Britain's Performing Right Society is suing British car repair group Kwik-Fit for £200,000 ($400,000) in damages claiming employees played music in its garages nationwide without a relevant license.

Lord Emslie, the judge at the Court of Session in Edinburgh, will hear the case, which has been launched after years of PRS-led investigation found Edinburgh, Scotland-based Kwik-Fit's staff played radios in their workshops.

"Kwik Fit has been given every opportunity to take out the appropriate licences but they have refused," says the PRS in a statement. "Court action is regrettable but Kwik Fit's actions have left us with no choice."

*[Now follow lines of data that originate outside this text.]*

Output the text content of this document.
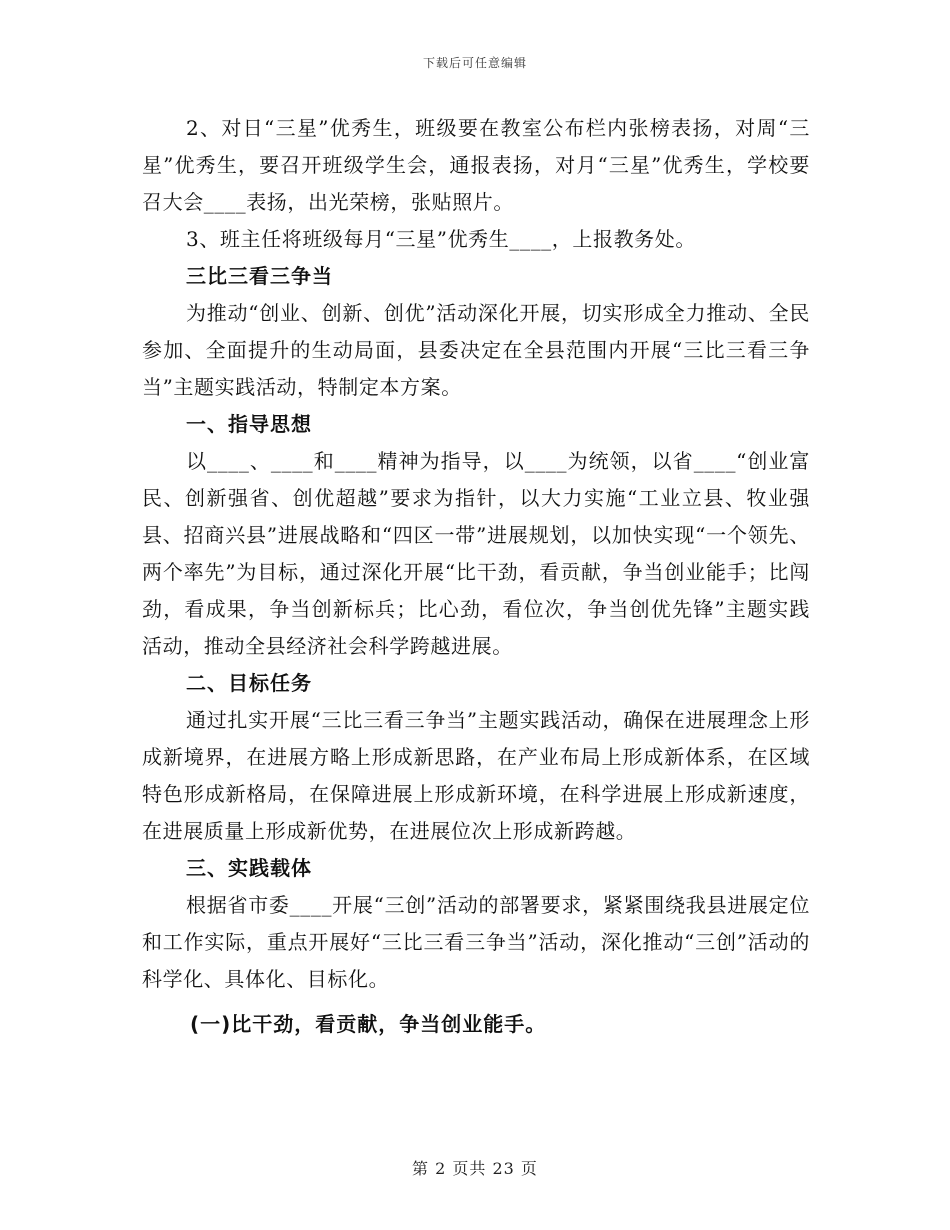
下载后可任意编辑

2、对日“三星”优秀生，班级要在教室公布栏内张榜表扬，对周“三星”优秀生，要召开班级学生会，通报表扬，对月“三星”优秀生，学校要召大会____表扬，出光荣榜，张贴照片。

3、班主任将班级每月“三星”优秀生____，上报教务处。

三比三看三争当

为推动“创业、创新、创优”活动深化开展，切实形成全力推动、全民参加、全面提升的生动局面，县委决定在全县范围内开展“三比三看三争当”主题实践活动，特制定本方案。

一、指导思想

以____、____和____精神为指导，以____为统领，以省____“创业富民、创新强省、创优超越”要求为指针，以大力实施“工业立县、牧业强县、招商兴县”进展战略和“四区一带”进展规划，以加快实现“一个领先、两个率先”为目标，通过深化开展“比干劲，看贡献，争当创业能手；比闯劲，看成果，争当创新标兵；比心劲，看位次，争当创优先锋”主题实践活动，推动全县经济社会科学跨越进展。

二、目标任务

通过扎实开展“三比三看三争当”主题实践活动，确保在进展理念上形成新境界，在进展方略上形成新思路，在产业布局上形成新体系，在区域特色形成新格局，在保障进展上形成新环境，在科学进展上形成新速度，在进展质量上形成新优势，在进展位次上形成新跨越。

三、实践载体

根据省市委____开展“三创”活动的部署要求，紧紧围绕我县进展定位和工作实际，重点开展好“三比三看三争当”活动，深化推动“三创”活动的科学化、具体化、目标化。

(一)比干劲，看贡献，争当创业能手。

第 2 页共 23 页
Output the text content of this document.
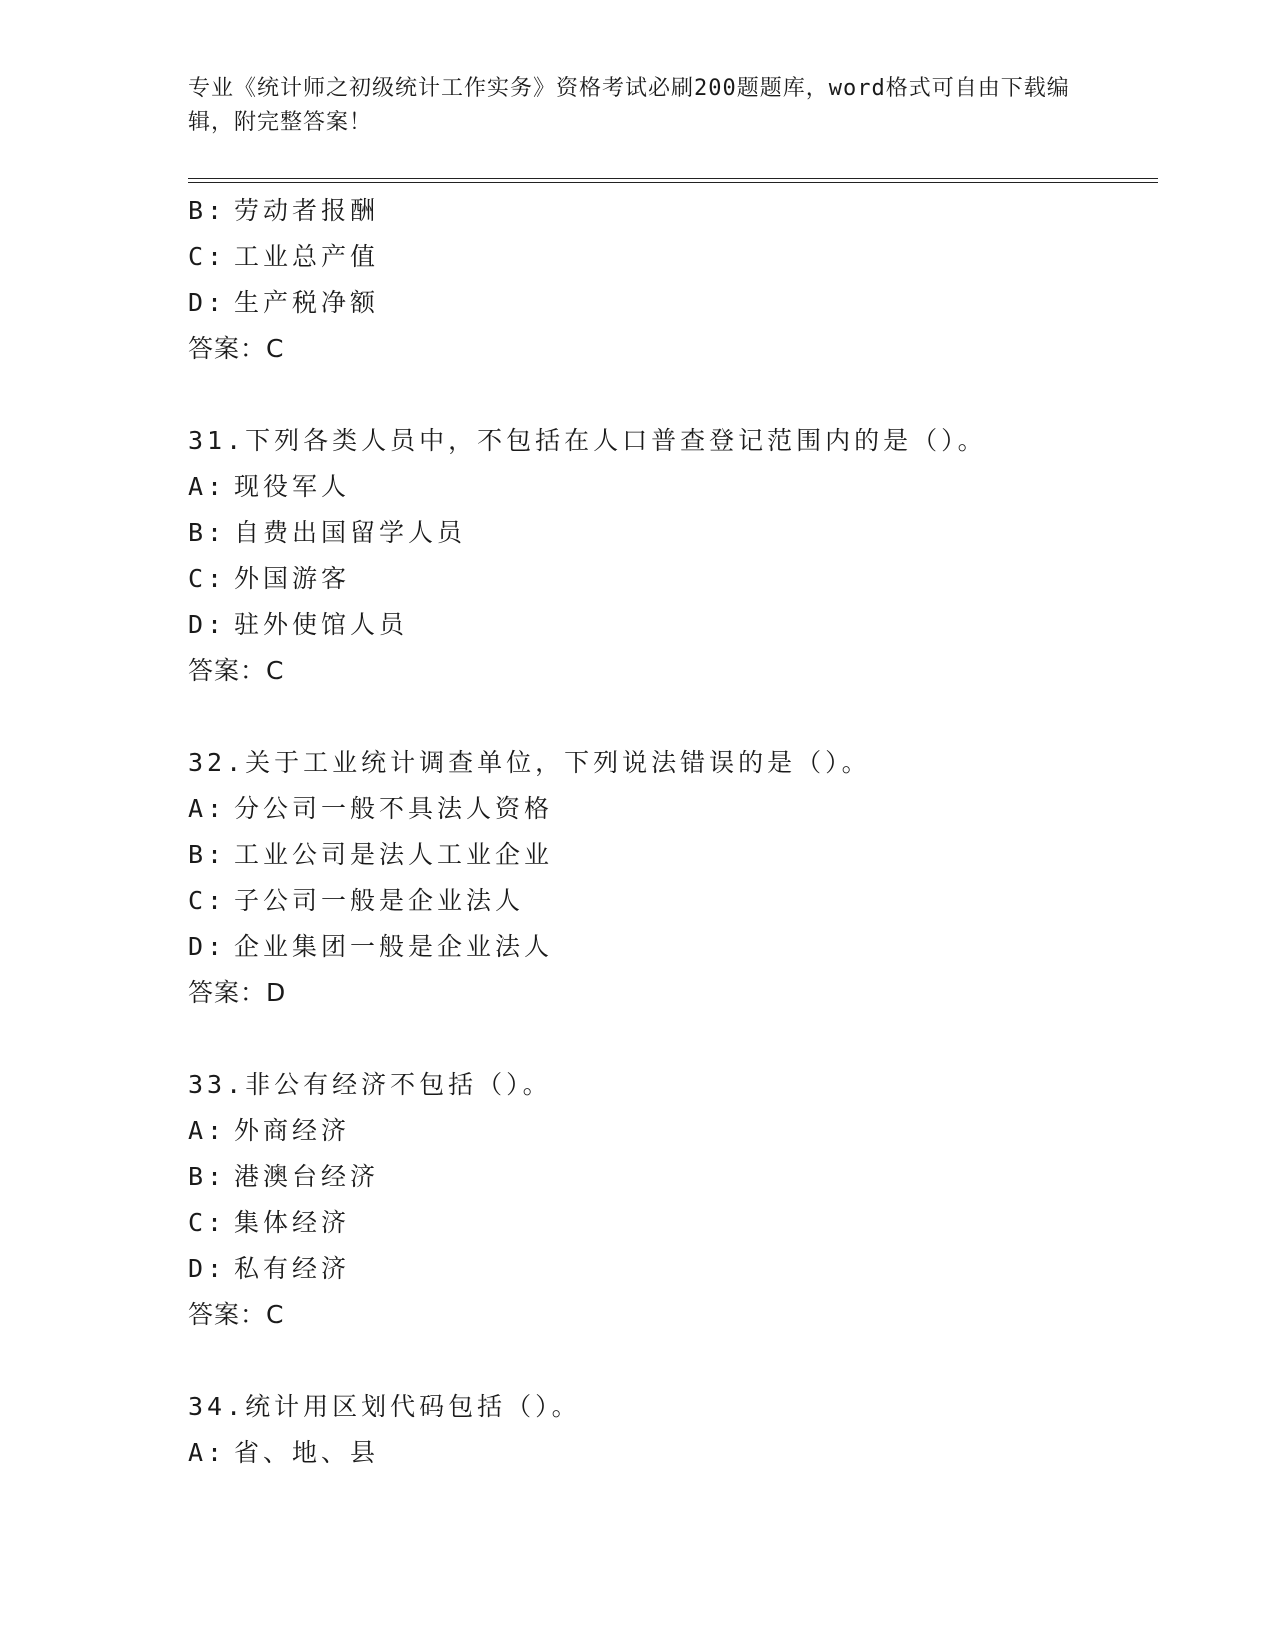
专业《统计师之初级统计工作实务》资格考试必刷200题题库，word格式可自由下载编辑，附完整答案！
B: 劳动者报酬
C: 工业总产值
D: 生产税净额
答案：C
31.下列各类人员中，不包括在人口普查登记范围内的是（）。
A: 现役军人
B: 自费出国留学人员
C: 外国游客
D: 驻外使馆人员
答案：C
32.关于工业统计调查单位，下列说法错误的是（）。
A: 分公司一般不具法人资格
B: 工业公司是法人工业企业
C: 子公司一般是企业法人
D: 企业集团一般是企业法人
答案：D
33.非公有经济不包括（）。
A: 外商经济
B: 港澳台经济
C: 集体经济
D: 私有经济
答案：C
34.统计用区划代码包括（）。
A: 省、地、县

London-based PRS is a not-for-profit organization that licenses the public performance of music on behalf of its 50,000 composer, songwriter and music publisher members.

In its statement, the society adds, "If copyright music is played in public - in shops, restaurants, workplaces or any other business, then a PRS license is required. 1,000s of such businesses throughout the U.K. have participated in this agreement since 1914 and understand the need for it."

Kwik-Fit vows to contest the action and says it has a policy which prohibits the use of personal radios in the workplace. "This was a technical legal issue," says Kwik-Fit in a statement, adding "clearly PRS have one view and KF another and Lord Emsley has decided to settle this through a legal debate."